Other old landing craft became transports to ferry Army and South Vietnamese soldiers up and down the rivers. Some boats had helipads and medical facilities to treat troops wounded in battle.

But Viet Cong rockets, recoilless rifles and underwater mines were still a serious threat. The militants made homemade mines in a variety of sizes using whatever materials were available. American forces captured examples made out of sheet metal packed with nearly 290 pounds of TNT — more than enough to blow apart the relatively thin-skinned river boats.

“Booby traps consisting of hand grenades or B-40 [rocket] rounds with trip wires were discovered along paths from V.C. bunkers to the river,” an official Navy history recalled of one river mission. “Other booby traps were found which were designed to detonate as boats beached along the shore.”

And hidden inside mud bunkers reinforced with logs, insurgents were well-shielded from attacks. The earthworks often simply absorbed the explosive force of large caliber artillery shells and air-dropped bombs.

Enter the douche boats.

Engineers converted these unique ships from the existing armored transports. Just over 56 feet long, these craft could carry more than 24,000 pounds of troops or gear. With a crew of seven, the ship could make up to 8.5 knots — nearly 10 miles per hour — in water as shallow as four feet deep.

But instead of soldiers or equipment, the cargo area housed a huge, diesel-powered pump that sucked in water from stern of the vessel. The system then shot the high-powered spray out of one of two, turreted nozzles above the deck.

“The water cannons put out 2,700 gallons of ‘river’ water a minute at 250 pounds of pressure at the nozzles,” Longaker explained. “If you stood to the side of the water cannon discharge and tried to drive a baseball bat through the stream of water, the water would tear the bat out of your hand and the resulting momentum would quite possibly fling you over the side!”

This is comparable to a regular fire hose, which can shoot out water at between 100 and 300 pounds per square inch depending on the pressure setting. A typical swing of a hammer onto a nail generates about 80 pounds per square inch of force.

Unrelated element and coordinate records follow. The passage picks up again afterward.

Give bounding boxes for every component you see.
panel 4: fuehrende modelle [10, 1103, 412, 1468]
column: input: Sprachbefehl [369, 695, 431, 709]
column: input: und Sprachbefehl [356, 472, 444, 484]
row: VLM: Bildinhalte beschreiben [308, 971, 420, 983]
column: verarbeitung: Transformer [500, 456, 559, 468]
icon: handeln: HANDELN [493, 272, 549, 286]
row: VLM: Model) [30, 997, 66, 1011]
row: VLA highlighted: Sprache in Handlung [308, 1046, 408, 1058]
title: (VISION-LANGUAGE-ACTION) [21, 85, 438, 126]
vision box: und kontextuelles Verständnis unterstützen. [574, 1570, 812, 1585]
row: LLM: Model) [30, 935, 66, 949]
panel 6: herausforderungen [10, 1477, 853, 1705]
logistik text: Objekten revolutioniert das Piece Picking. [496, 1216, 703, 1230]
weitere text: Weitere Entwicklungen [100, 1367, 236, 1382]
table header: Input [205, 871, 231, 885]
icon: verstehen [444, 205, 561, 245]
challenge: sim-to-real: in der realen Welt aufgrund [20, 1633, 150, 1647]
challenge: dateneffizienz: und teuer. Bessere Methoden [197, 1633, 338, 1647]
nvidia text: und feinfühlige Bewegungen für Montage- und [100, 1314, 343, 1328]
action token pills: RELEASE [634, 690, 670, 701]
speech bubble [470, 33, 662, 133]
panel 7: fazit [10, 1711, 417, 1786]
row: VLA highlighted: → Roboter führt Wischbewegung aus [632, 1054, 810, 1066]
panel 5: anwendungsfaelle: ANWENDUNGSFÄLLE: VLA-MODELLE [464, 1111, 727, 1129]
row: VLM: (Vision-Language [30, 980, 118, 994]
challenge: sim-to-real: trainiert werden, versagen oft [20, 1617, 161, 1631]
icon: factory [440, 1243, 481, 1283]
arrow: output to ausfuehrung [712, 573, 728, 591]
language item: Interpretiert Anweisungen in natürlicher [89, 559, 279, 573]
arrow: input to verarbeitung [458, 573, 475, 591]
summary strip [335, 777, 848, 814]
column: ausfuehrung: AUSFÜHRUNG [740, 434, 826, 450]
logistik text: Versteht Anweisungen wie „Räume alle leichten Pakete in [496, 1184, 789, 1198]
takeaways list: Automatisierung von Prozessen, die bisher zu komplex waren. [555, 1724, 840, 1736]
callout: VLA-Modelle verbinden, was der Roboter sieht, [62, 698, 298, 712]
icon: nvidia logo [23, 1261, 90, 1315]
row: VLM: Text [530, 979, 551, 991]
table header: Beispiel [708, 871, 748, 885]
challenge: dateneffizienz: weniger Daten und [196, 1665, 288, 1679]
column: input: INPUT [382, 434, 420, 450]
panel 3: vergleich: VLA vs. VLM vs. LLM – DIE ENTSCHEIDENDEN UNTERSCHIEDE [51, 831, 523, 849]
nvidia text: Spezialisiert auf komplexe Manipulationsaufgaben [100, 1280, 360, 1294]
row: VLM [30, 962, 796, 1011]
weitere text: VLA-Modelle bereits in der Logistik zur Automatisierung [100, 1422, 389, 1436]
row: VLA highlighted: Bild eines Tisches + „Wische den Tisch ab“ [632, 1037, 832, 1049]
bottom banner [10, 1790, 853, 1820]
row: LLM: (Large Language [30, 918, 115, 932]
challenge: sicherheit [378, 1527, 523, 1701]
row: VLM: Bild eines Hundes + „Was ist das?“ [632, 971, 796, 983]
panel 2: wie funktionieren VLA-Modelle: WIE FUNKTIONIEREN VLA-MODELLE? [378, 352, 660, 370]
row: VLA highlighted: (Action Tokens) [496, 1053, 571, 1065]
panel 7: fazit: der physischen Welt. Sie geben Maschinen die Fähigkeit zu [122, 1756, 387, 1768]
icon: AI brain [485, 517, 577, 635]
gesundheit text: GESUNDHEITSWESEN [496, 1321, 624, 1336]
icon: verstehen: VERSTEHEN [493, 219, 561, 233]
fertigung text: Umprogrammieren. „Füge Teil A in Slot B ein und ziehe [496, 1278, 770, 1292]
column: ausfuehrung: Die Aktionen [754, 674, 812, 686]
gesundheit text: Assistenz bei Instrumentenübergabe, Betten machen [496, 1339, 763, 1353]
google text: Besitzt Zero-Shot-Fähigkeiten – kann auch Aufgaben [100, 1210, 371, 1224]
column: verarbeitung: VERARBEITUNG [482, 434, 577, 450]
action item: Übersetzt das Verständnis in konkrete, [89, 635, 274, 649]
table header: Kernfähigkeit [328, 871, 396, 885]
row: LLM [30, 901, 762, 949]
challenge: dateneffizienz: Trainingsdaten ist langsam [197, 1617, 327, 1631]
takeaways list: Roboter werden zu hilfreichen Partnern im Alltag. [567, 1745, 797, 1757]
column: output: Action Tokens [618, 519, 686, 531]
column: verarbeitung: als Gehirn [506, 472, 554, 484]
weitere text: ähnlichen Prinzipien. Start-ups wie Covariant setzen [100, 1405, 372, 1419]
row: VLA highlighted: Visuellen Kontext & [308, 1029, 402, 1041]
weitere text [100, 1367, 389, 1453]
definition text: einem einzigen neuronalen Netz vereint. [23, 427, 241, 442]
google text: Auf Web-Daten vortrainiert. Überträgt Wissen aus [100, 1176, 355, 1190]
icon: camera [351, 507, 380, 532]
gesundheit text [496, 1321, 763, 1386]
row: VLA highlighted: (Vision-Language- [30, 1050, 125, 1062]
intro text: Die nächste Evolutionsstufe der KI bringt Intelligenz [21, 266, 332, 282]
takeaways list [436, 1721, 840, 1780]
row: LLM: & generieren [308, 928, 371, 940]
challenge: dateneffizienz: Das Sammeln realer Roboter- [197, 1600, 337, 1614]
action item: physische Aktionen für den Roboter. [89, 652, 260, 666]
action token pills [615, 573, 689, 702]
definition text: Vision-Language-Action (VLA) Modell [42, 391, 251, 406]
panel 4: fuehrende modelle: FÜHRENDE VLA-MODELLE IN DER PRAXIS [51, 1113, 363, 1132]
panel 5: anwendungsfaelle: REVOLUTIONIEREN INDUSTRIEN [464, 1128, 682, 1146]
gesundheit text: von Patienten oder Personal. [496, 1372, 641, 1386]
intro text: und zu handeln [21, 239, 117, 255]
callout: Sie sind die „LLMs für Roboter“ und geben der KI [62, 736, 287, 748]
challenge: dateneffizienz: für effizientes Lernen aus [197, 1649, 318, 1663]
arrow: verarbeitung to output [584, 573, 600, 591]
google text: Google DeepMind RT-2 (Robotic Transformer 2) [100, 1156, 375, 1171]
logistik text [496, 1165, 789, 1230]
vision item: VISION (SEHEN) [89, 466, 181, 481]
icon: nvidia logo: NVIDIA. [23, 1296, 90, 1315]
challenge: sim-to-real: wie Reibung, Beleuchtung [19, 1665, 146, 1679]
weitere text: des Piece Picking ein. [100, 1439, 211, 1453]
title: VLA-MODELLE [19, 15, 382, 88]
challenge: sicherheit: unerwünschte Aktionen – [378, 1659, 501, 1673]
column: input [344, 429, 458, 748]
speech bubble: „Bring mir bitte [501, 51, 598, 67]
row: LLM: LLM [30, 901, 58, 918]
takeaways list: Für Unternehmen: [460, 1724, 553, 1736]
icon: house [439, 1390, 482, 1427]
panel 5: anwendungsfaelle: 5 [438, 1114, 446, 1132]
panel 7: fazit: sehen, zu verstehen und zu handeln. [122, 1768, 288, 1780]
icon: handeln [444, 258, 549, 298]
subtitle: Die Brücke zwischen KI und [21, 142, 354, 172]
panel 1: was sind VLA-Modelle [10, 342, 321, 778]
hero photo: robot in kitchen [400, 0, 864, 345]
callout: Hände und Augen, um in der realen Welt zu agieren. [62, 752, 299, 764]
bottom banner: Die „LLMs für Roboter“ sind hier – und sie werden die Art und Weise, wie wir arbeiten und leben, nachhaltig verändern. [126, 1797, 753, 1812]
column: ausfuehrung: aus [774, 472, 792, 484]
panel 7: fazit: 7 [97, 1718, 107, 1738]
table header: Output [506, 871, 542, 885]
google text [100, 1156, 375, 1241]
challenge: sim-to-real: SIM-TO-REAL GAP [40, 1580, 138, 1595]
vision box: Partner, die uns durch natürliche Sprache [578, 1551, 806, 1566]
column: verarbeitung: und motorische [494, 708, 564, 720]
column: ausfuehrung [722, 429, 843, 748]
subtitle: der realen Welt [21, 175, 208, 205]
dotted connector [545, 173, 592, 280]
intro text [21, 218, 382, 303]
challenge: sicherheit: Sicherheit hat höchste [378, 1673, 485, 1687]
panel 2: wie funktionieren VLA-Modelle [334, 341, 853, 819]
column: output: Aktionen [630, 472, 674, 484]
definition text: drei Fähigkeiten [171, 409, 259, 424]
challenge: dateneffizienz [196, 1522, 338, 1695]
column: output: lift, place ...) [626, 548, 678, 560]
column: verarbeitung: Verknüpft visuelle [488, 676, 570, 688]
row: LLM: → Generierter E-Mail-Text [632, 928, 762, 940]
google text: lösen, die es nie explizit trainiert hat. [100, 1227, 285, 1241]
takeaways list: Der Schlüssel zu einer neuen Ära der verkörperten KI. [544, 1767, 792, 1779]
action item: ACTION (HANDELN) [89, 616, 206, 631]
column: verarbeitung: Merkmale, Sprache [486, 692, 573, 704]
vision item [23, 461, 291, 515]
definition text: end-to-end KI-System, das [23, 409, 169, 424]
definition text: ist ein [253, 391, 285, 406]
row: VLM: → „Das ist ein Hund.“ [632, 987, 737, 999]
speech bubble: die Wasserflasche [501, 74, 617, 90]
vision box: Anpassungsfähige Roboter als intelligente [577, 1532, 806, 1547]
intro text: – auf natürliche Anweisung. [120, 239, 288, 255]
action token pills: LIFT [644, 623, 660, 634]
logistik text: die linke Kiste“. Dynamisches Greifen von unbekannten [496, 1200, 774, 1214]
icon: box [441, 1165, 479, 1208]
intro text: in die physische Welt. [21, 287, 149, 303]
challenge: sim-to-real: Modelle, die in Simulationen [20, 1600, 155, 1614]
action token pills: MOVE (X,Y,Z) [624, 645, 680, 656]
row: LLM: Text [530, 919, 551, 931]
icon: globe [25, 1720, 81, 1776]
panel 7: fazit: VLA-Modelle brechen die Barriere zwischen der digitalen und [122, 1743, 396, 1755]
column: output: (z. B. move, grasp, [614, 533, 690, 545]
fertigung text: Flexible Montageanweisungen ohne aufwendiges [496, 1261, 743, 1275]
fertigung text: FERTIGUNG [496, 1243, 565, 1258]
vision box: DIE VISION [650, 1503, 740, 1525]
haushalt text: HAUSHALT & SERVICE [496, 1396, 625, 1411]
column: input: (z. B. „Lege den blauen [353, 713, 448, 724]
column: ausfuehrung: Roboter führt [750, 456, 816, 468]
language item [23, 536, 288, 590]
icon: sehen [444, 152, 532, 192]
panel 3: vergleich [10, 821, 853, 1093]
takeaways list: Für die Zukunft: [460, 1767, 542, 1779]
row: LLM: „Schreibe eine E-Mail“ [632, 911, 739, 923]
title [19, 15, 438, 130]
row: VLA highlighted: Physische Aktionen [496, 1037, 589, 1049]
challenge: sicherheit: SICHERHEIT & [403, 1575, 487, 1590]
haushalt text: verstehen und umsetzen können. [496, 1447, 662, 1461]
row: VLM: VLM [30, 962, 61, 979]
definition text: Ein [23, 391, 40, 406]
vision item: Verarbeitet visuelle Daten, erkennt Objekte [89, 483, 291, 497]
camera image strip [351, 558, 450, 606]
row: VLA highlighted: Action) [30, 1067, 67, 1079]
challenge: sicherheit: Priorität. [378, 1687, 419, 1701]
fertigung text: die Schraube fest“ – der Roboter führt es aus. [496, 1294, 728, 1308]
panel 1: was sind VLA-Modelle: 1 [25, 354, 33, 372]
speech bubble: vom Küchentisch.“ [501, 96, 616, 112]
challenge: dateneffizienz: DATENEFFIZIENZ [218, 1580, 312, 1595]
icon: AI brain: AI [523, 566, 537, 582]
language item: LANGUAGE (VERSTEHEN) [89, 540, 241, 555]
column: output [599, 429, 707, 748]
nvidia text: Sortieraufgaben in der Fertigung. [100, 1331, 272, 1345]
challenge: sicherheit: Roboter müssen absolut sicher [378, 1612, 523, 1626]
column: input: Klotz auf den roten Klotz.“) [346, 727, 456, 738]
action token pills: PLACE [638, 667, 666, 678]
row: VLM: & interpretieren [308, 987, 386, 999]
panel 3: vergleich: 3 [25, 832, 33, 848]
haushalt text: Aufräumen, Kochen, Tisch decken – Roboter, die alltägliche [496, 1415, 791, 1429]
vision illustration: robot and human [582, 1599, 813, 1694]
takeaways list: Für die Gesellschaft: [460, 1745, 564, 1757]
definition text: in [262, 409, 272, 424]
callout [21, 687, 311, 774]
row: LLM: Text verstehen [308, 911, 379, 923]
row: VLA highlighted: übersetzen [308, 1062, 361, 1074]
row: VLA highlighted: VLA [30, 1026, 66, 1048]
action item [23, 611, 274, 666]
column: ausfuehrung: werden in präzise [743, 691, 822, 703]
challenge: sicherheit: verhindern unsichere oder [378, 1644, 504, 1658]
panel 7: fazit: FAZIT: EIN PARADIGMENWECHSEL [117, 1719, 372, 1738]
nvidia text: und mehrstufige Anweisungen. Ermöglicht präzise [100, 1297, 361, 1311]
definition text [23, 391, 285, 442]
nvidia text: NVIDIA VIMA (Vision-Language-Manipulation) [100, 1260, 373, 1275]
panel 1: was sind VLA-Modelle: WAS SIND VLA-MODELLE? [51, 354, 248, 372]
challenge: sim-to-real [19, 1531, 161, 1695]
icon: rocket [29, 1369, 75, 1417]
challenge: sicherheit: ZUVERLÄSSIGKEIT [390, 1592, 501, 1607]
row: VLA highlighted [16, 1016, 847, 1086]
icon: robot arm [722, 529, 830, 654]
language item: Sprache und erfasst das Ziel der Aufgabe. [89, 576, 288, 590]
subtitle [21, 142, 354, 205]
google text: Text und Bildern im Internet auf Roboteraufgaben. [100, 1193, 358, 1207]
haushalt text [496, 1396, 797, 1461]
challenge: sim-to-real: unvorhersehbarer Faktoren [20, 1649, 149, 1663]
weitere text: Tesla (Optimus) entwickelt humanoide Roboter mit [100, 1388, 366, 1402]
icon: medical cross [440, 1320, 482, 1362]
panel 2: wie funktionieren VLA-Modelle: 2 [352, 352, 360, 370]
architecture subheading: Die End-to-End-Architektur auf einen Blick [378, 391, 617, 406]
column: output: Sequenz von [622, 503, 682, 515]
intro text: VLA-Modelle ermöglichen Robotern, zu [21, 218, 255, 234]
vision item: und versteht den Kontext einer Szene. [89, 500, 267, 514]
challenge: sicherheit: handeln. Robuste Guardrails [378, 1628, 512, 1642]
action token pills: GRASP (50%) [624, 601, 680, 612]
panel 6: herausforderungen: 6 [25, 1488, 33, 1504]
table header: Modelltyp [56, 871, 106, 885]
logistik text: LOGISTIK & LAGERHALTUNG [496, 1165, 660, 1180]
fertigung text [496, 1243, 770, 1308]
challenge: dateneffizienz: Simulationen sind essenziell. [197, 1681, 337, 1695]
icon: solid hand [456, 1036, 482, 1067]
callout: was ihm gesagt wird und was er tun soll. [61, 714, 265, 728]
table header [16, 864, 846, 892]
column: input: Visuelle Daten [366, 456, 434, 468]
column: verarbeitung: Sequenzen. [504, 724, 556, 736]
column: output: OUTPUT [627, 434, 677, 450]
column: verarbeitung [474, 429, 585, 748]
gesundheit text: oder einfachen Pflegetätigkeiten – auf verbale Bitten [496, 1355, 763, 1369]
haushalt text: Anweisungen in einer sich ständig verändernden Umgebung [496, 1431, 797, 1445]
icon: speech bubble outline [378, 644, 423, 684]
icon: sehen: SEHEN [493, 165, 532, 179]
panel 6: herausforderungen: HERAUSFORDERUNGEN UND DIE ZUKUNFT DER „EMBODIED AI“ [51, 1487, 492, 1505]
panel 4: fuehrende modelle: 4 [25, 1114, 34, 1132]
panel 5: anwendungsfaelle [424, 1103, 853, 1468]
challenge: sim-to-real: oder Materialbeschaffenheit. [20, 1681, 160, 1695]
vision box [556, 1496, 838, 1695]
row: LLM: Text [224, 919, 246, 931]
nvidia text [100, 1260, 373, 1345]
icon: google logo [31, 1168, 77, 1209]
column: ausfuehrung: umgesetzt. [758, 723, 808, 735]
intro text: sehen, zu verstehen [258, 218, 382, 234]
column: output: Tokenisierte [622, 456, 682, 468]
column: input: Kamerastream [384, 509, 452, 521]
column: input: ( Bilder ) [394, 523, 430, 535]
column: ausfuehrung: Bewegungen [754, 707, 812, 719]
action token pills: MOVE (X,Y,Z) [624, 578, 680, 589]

After the douche boats were finished, troops sometimes went ashore to finish off the targets with explosive charges. Friendly forces would arrive to recover any stashes of buried supplied uprooted in the process, too. On one mission on Nov. 21, 1969, one of the vessels disturbed a cache containing more than 5,000 bullets and 15 fuzes for mortar shells.

Despite the effectiveness of their main weapon, the craft still had to get dangerously close to the shoreline to do their job. Like regular armored transports, the douches had three machine guns and 20-millimeter cannon for self-defense. Bar armor around the crew areas helped stop or deflect rockets and other projectiles.

A flame-thrower equipped monitor blasts a riverbank Vietnam. Navy photo
A flame-thrower equipped monitor blasts a riverbank Vietnam. Navy photo

But as the unique boats were clearing the riverbanks, Washington was pushing to turn over more responsibility for the fighting to South Vietnamese authorities. In June 1970, the sailing branch turned over one of the two douches to Saigon’s Navy, according to Longaker.

Though the river unit were shrinking quickly, American sailors continued to operate the second boat for a period afterwards. Focused on training South Vietnam’s forces, the Pentagon increasingly took a back seat in the fighting on land and on the waterways.

In April 1971, the Navy stopped escorting commercial shipping on the Mekong River. The officer in charge, Rear Adm. Spencer Matthews Jr., turned his duties over to Vietnamese naval officer. Matthews went to coordinating operations from a stationary barge on the river.

“I sure wish I was in that boat,” the admiral reportedly remarked at one point as he watched a South Vietnamese patrol boat sail past, according to Combat at Close Quarters: Warfare on the Rivers and Canals of Vietnam. “This is the damnedest war I ever fought!”

In January 1973, Washington’s involvement in the conflict in Vietnam formally came to an end. The Navy’s handed over many of their remaining boats and ships in the country to their South Vietnamese partners. The douche boats became an obscure often overlooked footnote in the sailing branch’s history.